Cette photo n’est donc pas le témoignage d’une transhumance forcée. Elle est associée dans mon souvenir à un séjour des éclaireurs unionistes dans un chalet de pierre confié à la patrouille des Cigognes dont je ne devais pas être encore le chef (étais-ce Claude Seguin ?).

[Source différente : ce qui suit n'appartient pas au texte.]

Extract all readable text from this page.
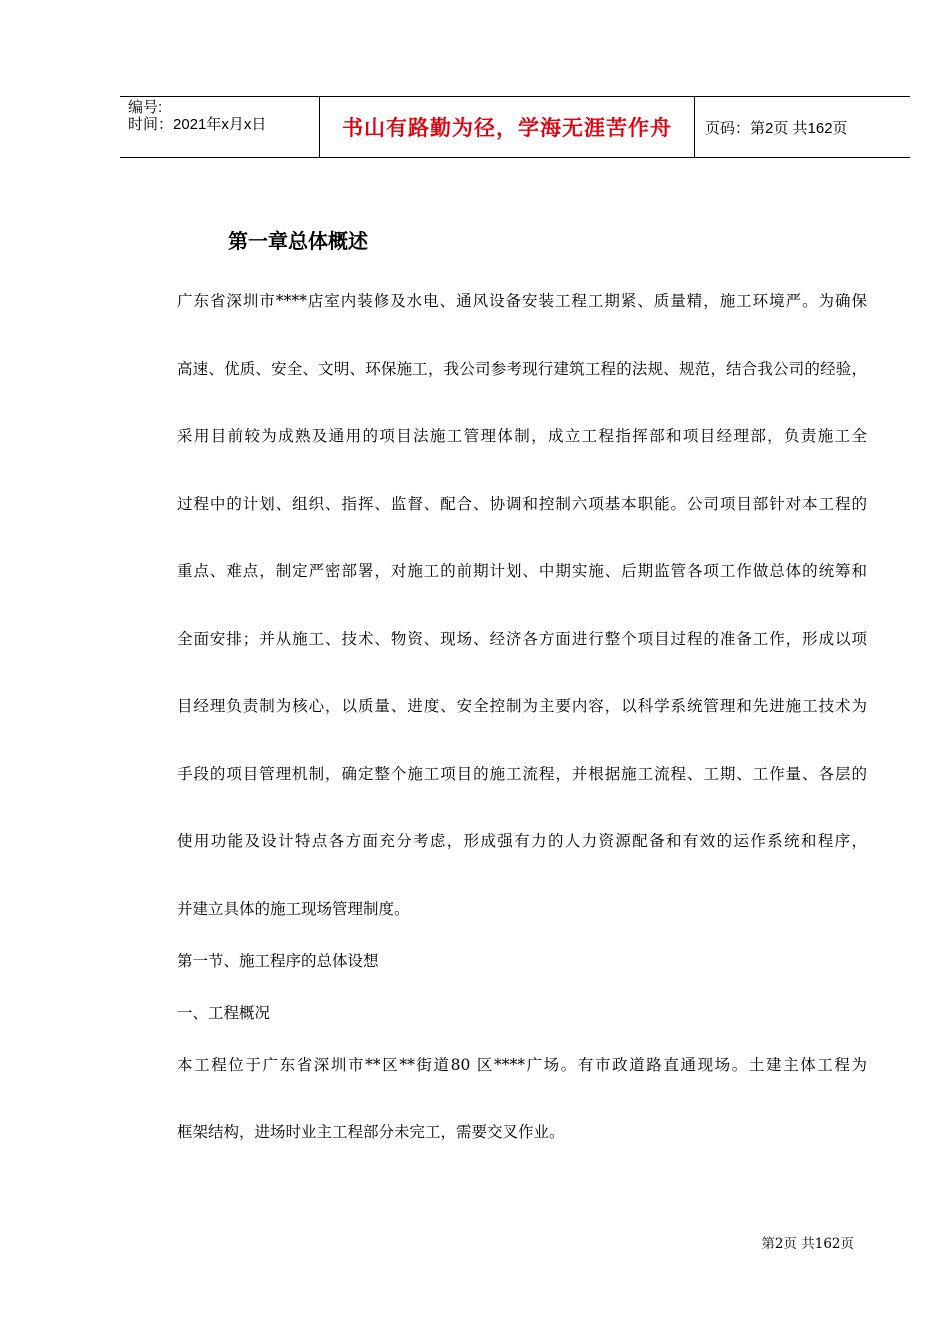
编号:
时间：2021年x月x日	书山有路勤为径，学海无涯苦作舟	页码：第2页 共162页
第一章总体概述
广东省深圳市****店室内装修及水电、通风设备安装工程工期紧、质量精，施工环境严。为确保
高速、优质、安全、文明、环保施工，我公司参考现行建筑工程的法规、规范，结合我公司的经验，
采用目前较为成熟及通用的项目法施工管理体制，成立工程指挥部和项目经理部，负责施工全
过程中的计划、组织、指挥、监督、配合、协调和控制六项基本职能。公司项目部针对本工程的
重点、难点，制定严密部署，对施工的前期计划、中期实施、后期监管各项工作做总体的统筹和
全面安排；并从施工、技术、物资、现场、经济各方面进行整个项目过程的准备工作，形成以项
目经理负责制为核心，以质量、进度、安全控制为主要内容，以科学系统管理和先进施工技术为
手段的项目管理机制，确定整个施工项目的施工流程，并根据施工流程、工期、工作量、各层的
使用功能及设计特点各方面充分考虑，形成强有力的人力资源配备和有效的运作系统和程序，
并建立具体的施工现场管理制度。
第一节、施工程序的总体设想
一、工程概况
本工程位于广东省深圳市**区**街道80 区****广场。有市政道路直通现场。土建主体工程为
框架结构，进场时业主工程部分未完工，需要交叉作业。
第2页 共162页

L’anecdote amusante, c’est que le chalet spartiate n’avait ni chauffage ni éclairage. Nous avions des lampes à acétylène qui en faisaient office. L’une d’elle, mal éteinte, avait consumé le reste de la nuit sans que l’on s’en aperçoive. Au matin nos visages, seules parties non protégées à l’intérieur des sacs de couchage, étaient couverts d’une suie grasse et noire qui nous maquillait durablement en petits ambassadeurs de « Banania ».
J’ai fréquenté depuis les plus beaux chalets des Alpes. Aucun ne pourra jamais rivaliser avec ceux de notre enfance. Rien ne nous était du. Tout se méritait. L’effort, le froid, le manque de confort et la bouffe très moyenne étaient notre lot, garant de moments fabuleux de jeunesse, à la fois simple et riche d’aventure.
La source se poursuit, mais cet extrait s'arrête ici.